In UN Women, Secretary-General Ban Ki-moon has built on his predecessor’s initiative to apply the principle of One UN – one leader, one budget and one office. A coalition of more than 360 civil-society groups, called the Global Campaign for Gender Equity Reform, was active in the dialogue leading to UN Women. The UN Secretariat promised a fair and transparent process for recruiting the executive director, a course that was carefully monitored but also kept private to some extent. Civil-society groups were promised a role. Yet, while the result was praised, nongovernmental organizations have expressed dissatisfaction with the recruitment procedure. Distinguished and outspoken leaders in that community, particularly the organization AIDS-Free World, characterized the process as “fundamentally corrupt.”

As president of UNA-USA, I find that the experience of UN Women suggests these lessons:

  • The UN is capable of making important reforms to strengthen the organization and increase the value of its work. This in itself is a vital response to those who lament the UN’s bureaucracy and its failures to prevent, for one, the abuse by peacekeepers in Congo.
  • The UN is able to identify and recruit candidates of the highest caliber for its most senior appointments. Just imagine what the UN would look like, and how much more proactive it could be, if the secretary-general’s senior management team consisted entirely of individuals of Bachelet’s standing.
  • Reform advocates should look for other areas where the principles of One UN can be carried out.
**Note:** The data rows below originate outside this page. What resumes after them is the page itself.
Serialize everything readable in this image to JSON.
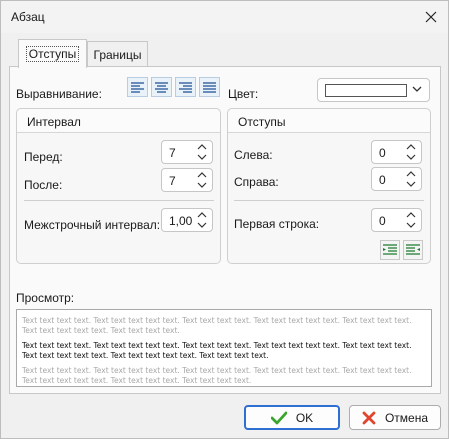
{
  "window": {
    "title": "Абзац"
  },
  "tabs": [
    {
      "label": "Отступы",
      "active": true
    },
    {
      "label": "Границы",
      "active": false
    }
  ],
  "alignment": {
    "label": "Выравнивание:",
    "buttons": [
      "align-left-icon",
      "align-center-icon",
      "align-right-icon",
      "align-justify-icon"
    ]
  },
  "color": {
    "label": "Цвет:",
    "value": "#ffffff"
  },
  "interval_group": {
    "title": "Интервал",
    "before_label": "Перед:",
    "before_value": "7",
    "after_label": "После:",
    "after_value": "7",
    "line_spacing_label": "Межстрочный интервал:",
    "line_spacing_value": "1,00"
  },
  "indent_group": {
    "title": "Отступы",
    "left_label": "Слева:",
    "left_value": "0",
    "right_label": "Справа:",
    "right_value": "0",
    "first_line_label": "Первая строка:",
    "first_line_value": "0"
  },
  "preview": {
    "label": "Просмотр:",
    "before_text": "Text text text text. Text text text text text. Text text text text. Text text text text text. Text text text text. Text text text text text. Text text text text.",
    "main_text": "Text text text text. Text text text text text. Text text text text. Text text text text text. Text text text text. Text text text text text. Text text text text text. Text text text text.",
    "after_text": "Text text text text. Text text text text text. Text text text text. Text text text text text. Text text text text. Text text text text text. Text text text text. Text text text text."
  },
  "buttons": {
    "ok": "OK",
    "cancel": "Отмена"
  },
  "colors": {
    "ok_check": "#3aa52c",
    "cancel_cross": "#e0452f",
    "accent": "#2e6fd1"
  }
}
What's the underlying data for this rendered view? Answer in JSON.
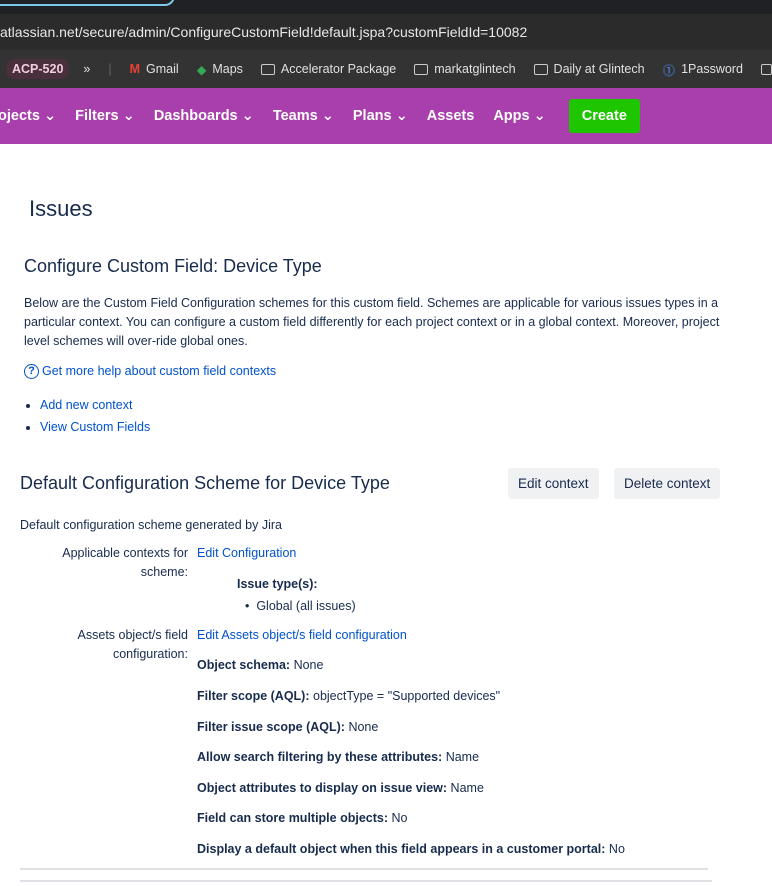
{
  "browser": {
    "url": "atlassian.net/secure/admin/ConfigureCustomField!default.jspa?customFieldId=10082",
    "bookmarks": {
      "chip": "ACP-520",
      "more": "»",
      "items": [
        "Gmail",
        "Maps",
        "Accelerator Package",
        "markatglintech",
        "Daily at Glintech",
        "1Password"
      ]
    }
  },
  "nav": {
    "items": [
      "ojects",
      "Filters",
      "Dashboards",
      "Teams",
      "Plans",
      "Assets",
      "Apps"
    ],
    "create": "Create"
  },
  "page": {
    "title": "Issues",
    "heading": "Configure Custom Field: Device Type",
    "description": "Below are the Custom Field Configuration schemes for this custom field. Schemes are applicable for various issues types in a particular context. You can configure a custom field differently for each project context or in a global context. Moreover, project level schemes will over-ride global ones.",
    "help_link": "Get more help about custom field contexts",
    "links": [
      "Add new context",
      "View Custom Fields"
    ]
  },
  "scheme": {
    "title": "Default Configuration Scheme for Device Type",
    "edit_context": "Edit context",
    "delete_context": "Delete context",
    "subtitle": "Default configuration scheme generated by Jira",
    "contexts_label": "Applicable contexts for scheme:",
    "edit_configuration": "Edit Configuration",
    "issue_types_label": "Issue type(s):",
    "issue_types": [
      "Global (all issues)"
    ],
    "assets_label": "Assets object/s field configuration:",
    "edit_assets": "Edit Assets object/s field configuration",
    "props": [
      {
        "k": "Object schema:",
        "v": "None"
      },
      {
        "k": "Filter scope (AQL):",
        "v": "objectType = \"Supported devices\""
      },
      {
        "k": "Filter issue scope (AQL):",
        "v": "None"
      },
      {
        "k": "Allow search filtering by these attributes:",
        "v": "Name"
      },
      {
        "k": "Object attributes to display on issue view:",
        "v": "Name"
      },
      {
        "k": "Field can store multiple objects:",
        "v": "No"
      },
      {
        "k": "Display a default object when this field appears in a customer portal:",
        "v": "No"
      }
    ]
  }
}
It is time to start considering whether lessons can begin to be drawn for wider application from the field experiences piloting One UN at the country level.
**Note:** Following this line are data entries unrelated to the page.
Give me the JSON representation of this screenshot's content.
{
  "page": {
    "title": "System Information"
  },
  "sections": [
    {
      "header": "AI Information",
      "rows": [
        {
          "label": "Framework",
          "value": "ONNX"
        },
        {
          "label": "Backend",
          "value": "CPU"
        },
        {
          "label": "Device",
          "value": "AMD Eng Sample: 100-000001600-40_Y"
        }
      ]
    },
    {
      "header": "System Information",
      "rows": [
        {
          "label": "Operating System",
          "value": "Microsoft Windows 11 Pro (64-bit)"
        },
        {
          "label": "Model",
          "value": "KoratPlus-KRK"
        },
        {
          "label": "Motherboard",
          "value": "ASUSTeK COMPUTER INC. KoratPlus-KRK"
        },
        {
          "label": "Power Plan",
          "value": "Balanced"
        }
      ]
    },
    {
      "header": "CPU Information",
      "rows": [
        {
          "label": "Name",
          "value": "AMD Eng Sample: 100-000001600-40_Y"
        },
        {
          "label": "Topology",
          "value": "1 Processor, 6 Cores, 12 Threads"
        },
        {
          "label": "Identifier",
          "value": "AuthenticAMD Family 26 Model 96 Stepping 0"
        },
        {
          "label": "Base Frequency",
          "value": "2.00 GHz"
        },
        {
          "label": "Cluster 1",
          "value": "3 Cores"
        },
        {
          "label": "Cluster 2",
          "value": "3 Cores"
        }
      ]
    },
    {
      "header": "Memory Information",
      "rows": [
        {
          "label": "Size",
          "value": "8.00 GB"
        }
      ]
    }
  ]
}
  • UN reform processes are messy, cumbersome and lengthy, with only limited opportunities for direct engagement by civil-society organizations even when the goal is to fully engage effective interested parties. The UN Women experience reminds us that the UN is a body of 192 countries, where constant vigilance is required to ensure not only adequate involvement by civil society but also productive outcomes.
  • The UN appointment processes for the most senior positions may be well structured on paper, but ensuring respect for transparency, serious consideration of shortlists of well-screened candidates and open decision-making remains difficult at best. While the process that produced Bachelet was strongly criticized, it was more open than at least some other recent appointments, like the selection of a distinguished American, Anthony Lake, to lead Unicef. Those of us who are committed to a robust UN must stay alert as senior vacancies emerge.
  • While improvements are always possible, and processes and results must be monitored, modesty is required of those who introduce major reforms in the UN’s senior personnel processes, as an outstanding process does not guarantee an outstanding result, and a less than satisfactory process may produce an outstanding result, as evident in UN Women.